‘Titanic’ US Dollar Mulai Tenggelam, Waktunya Tinggalkan Kapal…

Gerai Dinar

Sumber Daya Bebas Bea Untuk Pendidikan, Pelatihan dan Pendampingan Usaha dan Kewirausahaan.
Senin, 9 Desember 2019

‘Titanic’ US Dollar Mulai Tenggelam, Waktunya Tinggalkan Kapal…

Selain tumpukan hutang yang tidak akan terbayar dalam bergenerasi mendatang yang sudah saya tulis di tulisan-tulisan tersebut diatas; kini pemerintah Amerika mulai kehabisan jurus-jurus pamungkas untuk menyelamatkan ekonomi sekaligus uangnya.

 

Beberapa jam lalu the Fed terpaksa menurunkan suku bunganya  dari 1% ke 0.25% yang merupakan rekor terendah dalam sejarah.

 

Langkah ini nampaknya mereka lakukan dengan terpaksa untuk menyelamatkan pasar modal dan industri yang mulai berguguran.
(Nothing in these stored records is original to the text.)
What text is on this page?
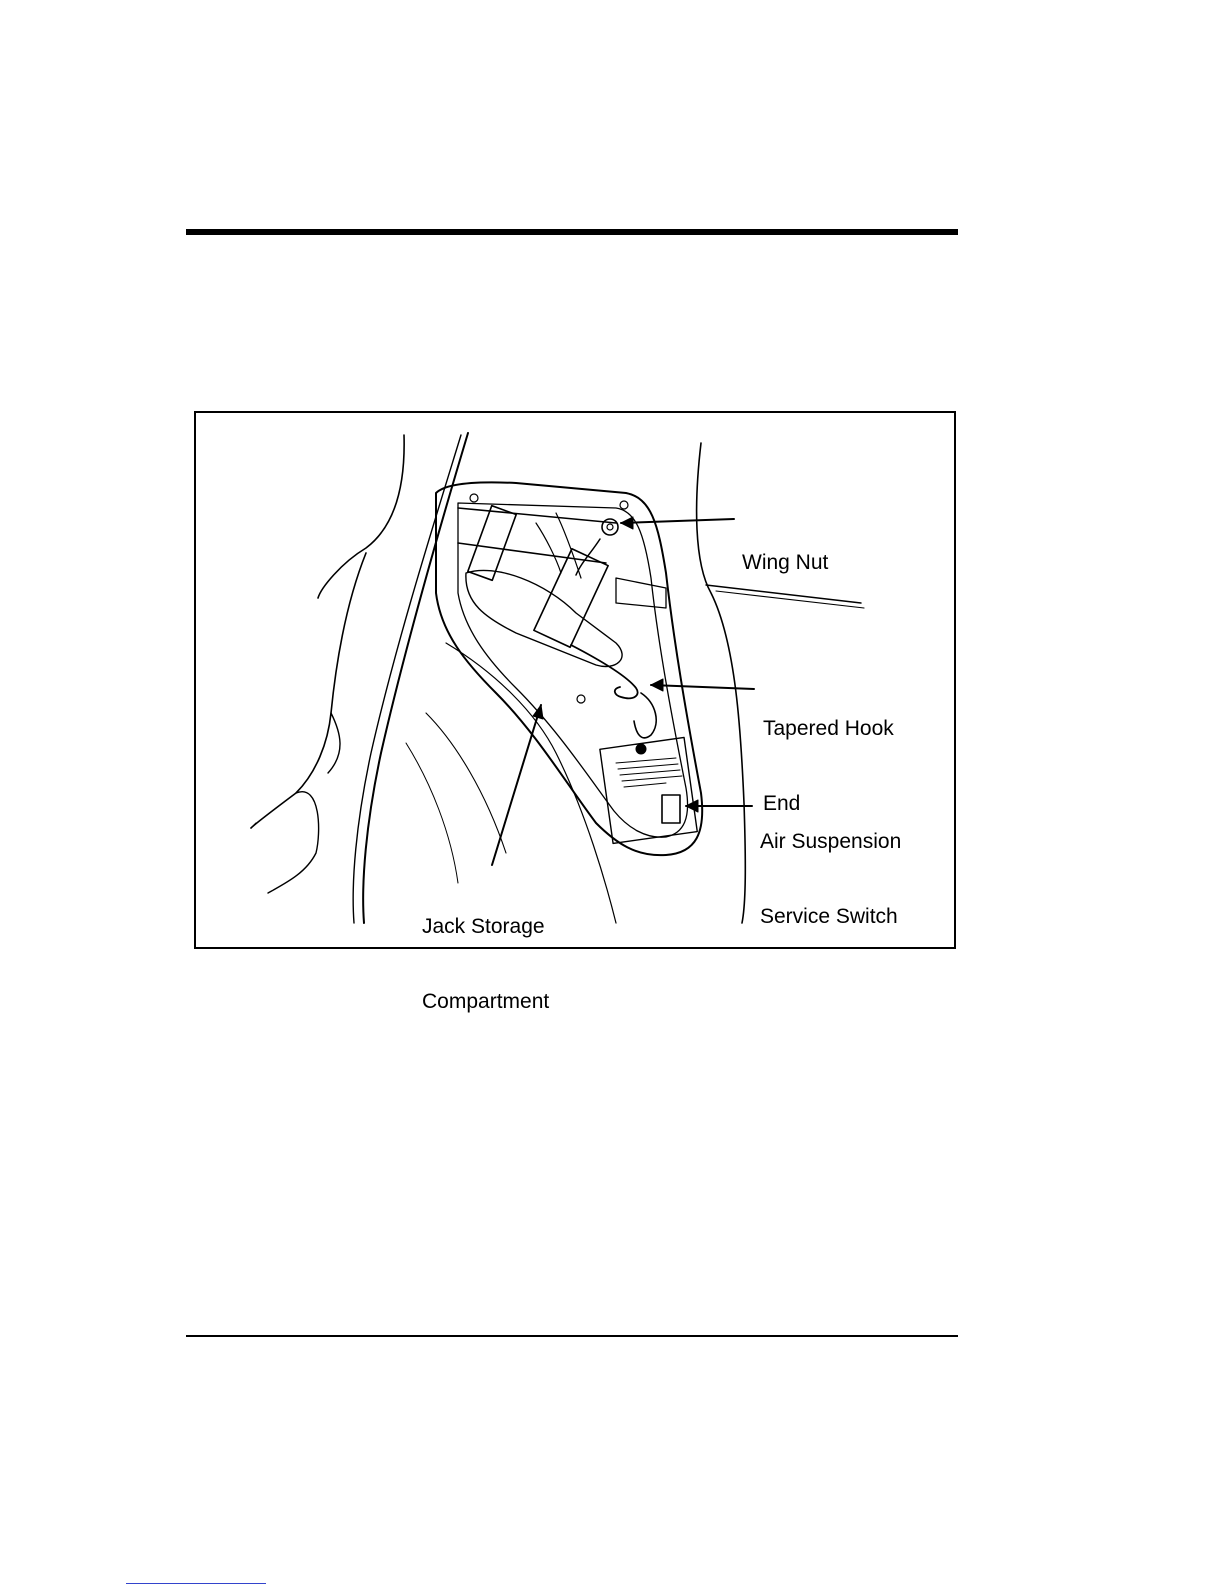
Wing Nut

Tapered Hook

End

Air Suspension

Service Switch

Jack Storage

Compartment
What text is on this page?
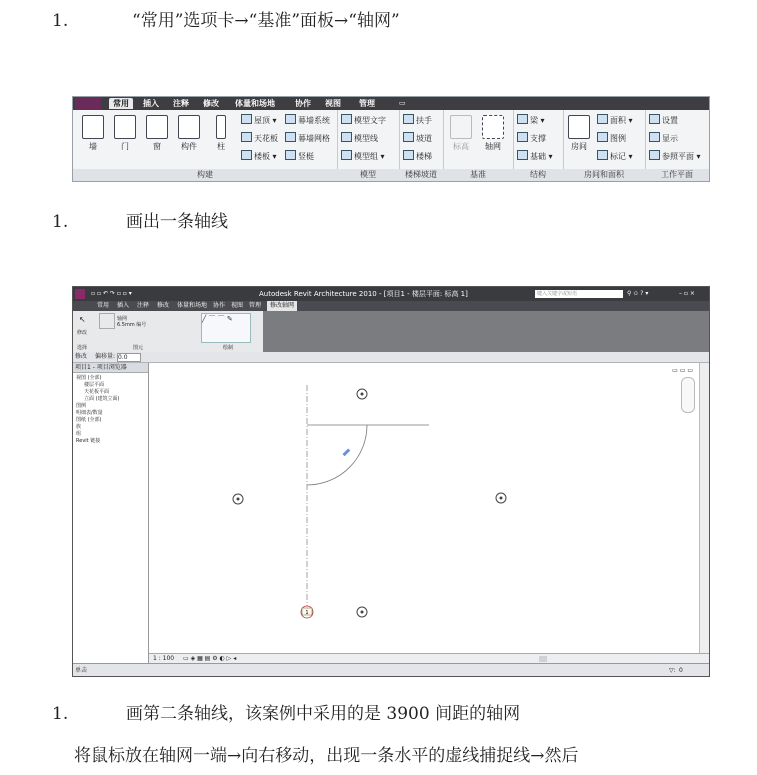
1.	“常用”选项卡→“基准”面板→“轴网”
常用	插入 注释 修改 体量和场地	协作 视图 管理	▭
墙	门	窗	构件	柱
屋顶 ▾
天花板
楼板 ▾
幕墙系统
幕墙网格
竖梃
模型文字
模型线
模型组 ▾
扶手
坡道
楼梯
标高	轴网
梁 ▾
支撑
基础 ▾
房间
面积 ▾
图例
标记 ▾
设置
显示
参照平面 ▾
构建	模型	楼梯坡道	基准	结构	房间和面积	工作平面
1.	画出一条轴线
▫ ▫ ↶ ↷ ▫ ▫ ▾	Autodesk Revit Architecture 2010 - [项目1 - 楼层平面: 标高 1]	键入关键字或短语	⚲ ✩ ? ▾	– ▫ ×
常用 插入 注释 修改 体量和场地 协作 视图 管理	修改轴网
↖
修改
轴网
6.5mm 编号
╱ ⌒ ⌒ ✎
选择	图元	绘制
修改 偏移量: 0.0
项目1 - 项目浏览器
视图 (全部)
楼层平面
天花板平面
立面 (建筑立面)
图例
明细表/数量
图纸 (全部)
族
组
Revit 链接
1
▭ ▭ ▭
1 : 100 ▭ ◈ ▦ ▤ ⚙ ◐ ▷ ◂
单击	▽: 0
1.	画第二条轴线，该案例中采用的是 3900 间距的轴网
将鼠标放在轴网一端→向右移动，出现一条水平的虚线捕捉线→然后
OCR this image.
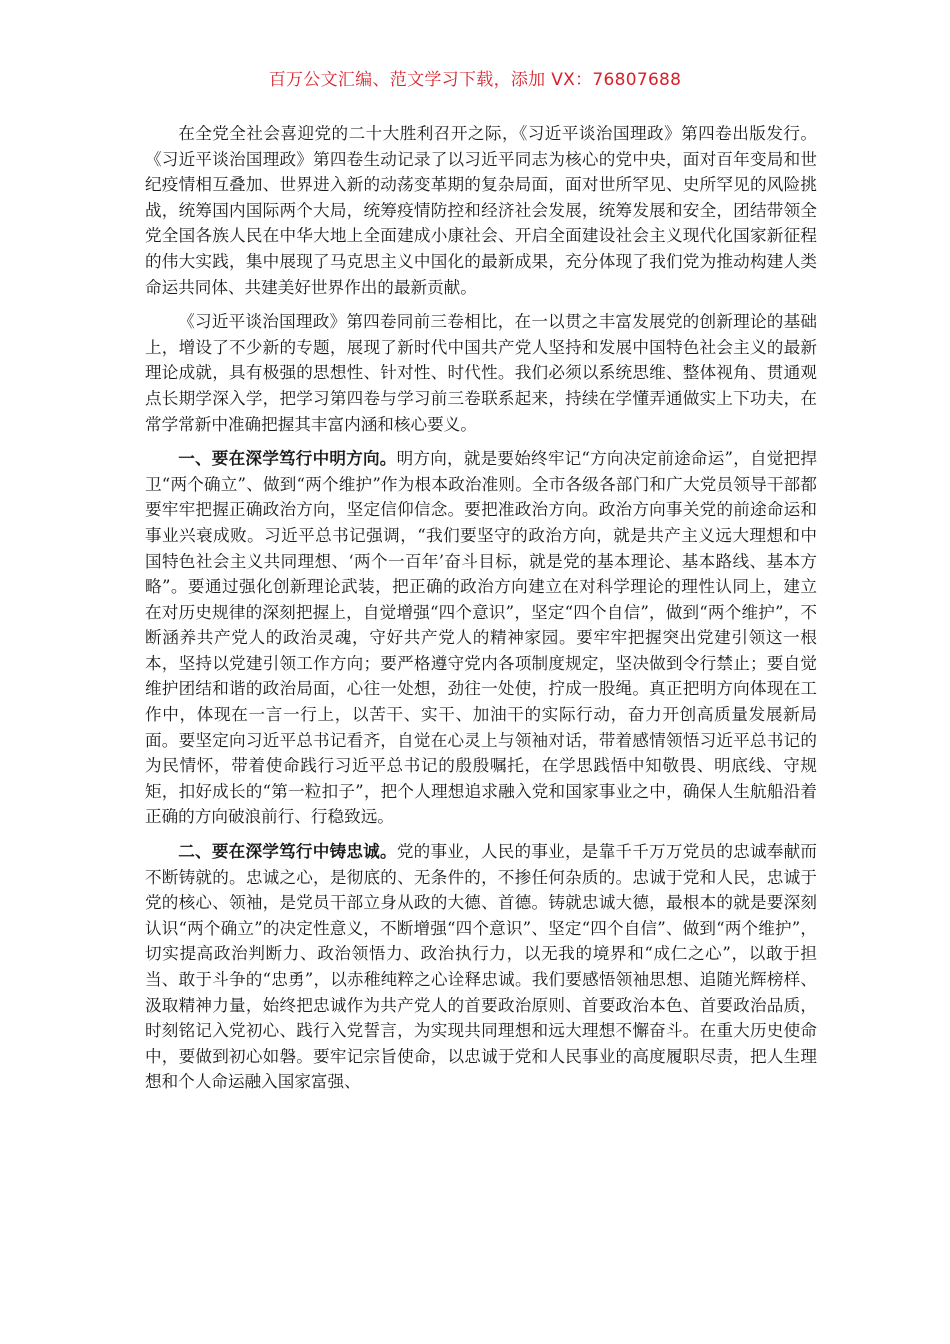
百万公文汇编、范文学习下载，添加 VX：76807688

在全党全社会喜迎党的二十大胜利召开之际，《习近平谈治国理政》第四卷出版发行。《习近平谈治国理政》第四卷生动记录了以习近平同志为核心的党中央，面对百年变局和世纪疫情相互叠加、世界进入新的动荡变革期的复杂局面，面对世所罕见、史所罕见的风险挑战，统筹国内国际两个大局，统筹疫情防控和经济社会发展，统筹发展和安全，团结带领全党全国各族人民在中华大地上全面建成小康社会、开启全面建设社会主义现代化国家新征程的伟大实践，集中展现了马克思主义中国化的最新成果，充分体现了我们党为推动构建人类命运共同体、共建美好世界作出的最新贡献。

《习近平谈治国理政》第四卷同前三卷相比，在一以贯之丰富发展党的创新理论的基础上，增设了不少新的专题，展现了新时代中国共产党人坚持和发展中国特色社会主义的最新理论成就，具有极强的思想性、针对性、时代性。我们必须以系统思维、整体视角、贯通观点长期学深入学，把学习第四卷与学习前三卷联系起来，持续在学懂弄通做实上下功夫，在常学常新中准确把握其丰富内涵和核心要义。

一、要在深学笃行中明方向。明方向，就是要始终牢记“方向决定前途命运”，自觉把捍卫“两个确立”、做到“两个维护”作为根本政治准则。全市各级各部门和广大党员领导干部都要牢牢把握正确政治方向，坚定信仰信念。要把准政治方向。政治方向事关党的前途命运和事业兴衰成败。习近平总书记强调，“我们要坚守的政治方向，就是共产主义远大理想和中国特色社会主义共同理想、‘两个一百年’奋斗目标，就是党的基本理论、基本路线、基本方略”。要通过强化创新理论武装，把正确的政治方向建立在对科学理论的理性认同上，建立在对历史规律的深刻把握上，自觉增强“四个意识”，坚定“四个自信”，做到“两个维护”，不断涵养共产党人的政治灵魂，守好共产党人的精神家园。要牢牢把握突出党建引领这一根本，坚持以党建引领工作方向；要严格遵守党内各项制度规定，坚决做到令行禁止；要自觉维护团结和谐的政治局面，心往一处想，劲往一处使，拧成一股绳。真正把明方向体现在工作中，体现在一言一行上，以苦干、实干、加油干的实际行动，奋力开创高质量发展新局面。要坚定向习近平总书记看齐，自觉在心灵上与领袖对话，带着感情领悟习近平总书记的为民情怀，带着使命践行习近平总书记的殷殷嘱托，在学思践悟中知敬畏、明底线、守规矩，扣好成长的“第一粒扣子”，把个人理想追求融入党和国家事业之中，确保人生航船沿着正确的方向破浪前行、行稳致远。

二、要在深学笃行中铸忠诚。党的事业，人民的事业，是靠千千万万党员的忠诚奉献而不断铸就的。忠诚之心，是彻底的、无条件的，不掺任何杂质的。忠诚于党和人民，忠诚于党的核心、领袖，是党员干部立身从政的大德、首德。铸就忠诚大德，最根本的就是要深刻认识“两个确立”的决定性意义，不断增强“四个意识”、坚定“四个自信”、做到“两个维护”，切实提高政治判断力、政治领悟力、政治执行力，以无我的境界和“成仁之心”，以敢于担当、敢于斗争的“忠勇”，以赤稚纯粹之心诠释忠诚。我们要感悟领袖思想、追随光辉榜样、汲取精神力量，始终把忠诚作为共产党人的首要政治原则、首要政治本色、首要政治品质，时刻铭记入党初心、践行入党誓言，为实现共同理想和远大理想不懈奋斗。在重大历史使命中，要做到初心如磐。要牢记宗旨使命，以忠诚于党和人民事业的高度履职尽责，把人生理想和个人命运融入国家富强、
Namun dampak negatifnya juga jelas terbayang di depan mata dengan meluncur turunnya daya beli US$. US$ Index turun sekitar 2 % setelah pengumuman penurunan suku bungan the Fed tersebut.

 

Dengan melemahnya Dollar maka Rupiah harusnya membaik hari-hari ini, lebih cepat Anda melompat ke sekoci kecil (Rupiah) ini akan lebih baik.

 

Namun namanya juga sekoci, kita tidak bisa berlama-lama di sekoci kecil. Hanya kebutuhan jangka pendek kita (kurang dari 6 bulan) yang cukup aman di sekoci.

 

Untuk perencanaan pensiun kita, sekolah anak-anak dan hari tua kita – kita butuh kapal kuat yang sudah terbukti tangguh mengarungi waktu dan berbagai badai yaitu emas atau Dinar. Sekarang nampak mahal, tetapi itulah kapal yang kita butuhkan. Wallahu A’lam.